We never lose after taking the lead, though. And the Celts, for all the
fruitless indecision and poor continuity we witnessed tonight, are still
THE team to beat.

IF you can. Because our Bhoys are relentless; they WILL go to the final
whistle no matter how mournful and bitter the support has become. No matter
how incomparibly poor the performance has been compared to the delights
of the season to date.

That's why they managed to pull a remarkable, significant draw out of the
ashes. That's why they are, and will be soon, CHAMPIONS.


Go Away Victorious Now.

Sandman.

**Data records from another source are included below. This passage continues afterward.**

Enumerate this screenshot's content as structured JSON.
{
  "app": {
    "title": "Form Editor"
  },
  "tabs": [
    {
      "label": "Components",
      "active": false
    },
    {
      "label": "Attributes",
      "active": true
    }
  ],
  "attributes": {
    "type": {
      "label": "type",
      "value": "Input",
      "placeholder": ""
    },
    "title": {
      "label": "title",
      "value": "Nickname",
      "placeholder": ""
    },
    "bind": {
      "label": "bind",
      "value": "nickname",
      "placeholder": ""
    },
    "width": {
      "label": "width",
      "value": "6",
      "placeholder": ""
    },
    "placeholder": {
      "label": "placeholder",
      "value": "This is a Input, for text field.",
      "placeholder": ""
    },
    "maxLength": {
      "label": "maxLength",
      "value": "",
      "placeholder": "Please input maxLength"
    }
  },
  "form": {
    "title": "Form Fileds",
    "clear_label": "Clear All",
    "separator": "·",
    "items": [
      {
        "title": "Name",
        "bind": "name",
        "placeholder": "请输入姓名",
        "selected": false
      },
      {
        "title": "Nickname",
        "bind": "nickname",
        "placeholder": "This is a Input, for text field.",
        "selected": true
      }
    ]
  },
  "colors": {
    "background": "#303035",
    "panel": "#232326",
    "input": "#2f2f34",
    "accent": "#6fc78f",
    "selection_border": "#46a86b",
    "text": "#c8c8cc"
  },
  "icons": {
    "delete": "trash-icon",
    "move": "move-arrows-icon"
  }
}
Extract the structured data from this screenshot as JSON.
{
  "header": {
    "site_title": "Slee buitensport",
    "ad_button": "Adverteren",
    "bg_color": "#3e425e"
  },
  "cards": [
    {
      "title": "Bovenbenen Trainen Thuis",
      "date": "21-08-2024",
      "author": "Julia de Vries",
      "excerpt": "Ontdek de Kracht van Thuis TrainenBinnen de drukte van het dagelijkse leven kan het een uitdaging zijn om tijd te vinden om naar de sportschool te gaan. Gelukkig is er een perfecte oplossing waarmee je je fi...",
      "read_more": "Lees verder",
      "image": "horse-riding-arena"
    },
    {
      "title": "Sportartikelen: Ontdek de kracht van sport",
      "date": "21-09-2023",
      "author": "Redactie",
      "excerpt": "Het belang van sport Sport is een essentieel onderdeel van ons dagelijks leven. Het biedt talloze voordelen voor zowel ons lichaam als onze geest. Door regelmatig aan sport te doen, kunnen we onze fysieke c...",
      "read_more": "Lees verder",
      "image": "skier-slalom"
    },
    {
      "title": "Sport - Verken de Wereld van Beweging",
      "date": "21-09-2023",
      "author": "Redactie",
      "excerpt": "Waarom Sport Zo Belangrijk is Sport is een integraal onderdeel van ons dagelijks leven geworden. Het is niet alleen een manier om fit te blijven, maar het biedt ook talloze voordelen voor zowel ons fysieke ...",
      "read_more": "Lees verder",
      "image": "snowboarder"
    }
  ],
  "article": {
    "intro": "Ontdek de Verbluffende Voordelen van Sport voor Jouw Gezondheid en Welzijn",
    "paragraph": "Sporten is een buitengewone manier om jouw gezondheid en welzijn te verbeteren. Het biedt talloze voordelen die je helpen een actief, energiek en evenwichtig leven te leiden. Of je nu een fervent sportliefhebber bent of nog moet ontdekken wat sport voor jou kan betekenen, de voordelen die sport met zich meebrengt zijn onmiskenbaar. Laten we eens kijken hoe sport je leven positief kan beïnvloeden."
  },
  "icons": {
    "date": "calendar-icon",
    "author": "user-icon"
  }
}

Only hours from the Quadrofenain Rebel Treble, yet years from
sobriety in its aftermath.
Superb as expected.
 
Because our Bhoys are relentless; they WILL go to the final whistle no matter how mournful and bitter the support has become. No matter how incomparibly poor the performance has been compared to the delights of the season to date.
Excellent point, Sandman. Shame on those, mostly on the cesspool of social media, slagging James Forrest, who had an OK game. To say nothing of Livi playing 11 thugs in defence and Collum being smitten with blindness at the worst offences that would have resulted in at least three penalties.

I know, I know. Jock Stein said, "If you're good enough, the referee doesn't matter." But even Big Jock is looking down from heaven, saying, "Damn, dude!"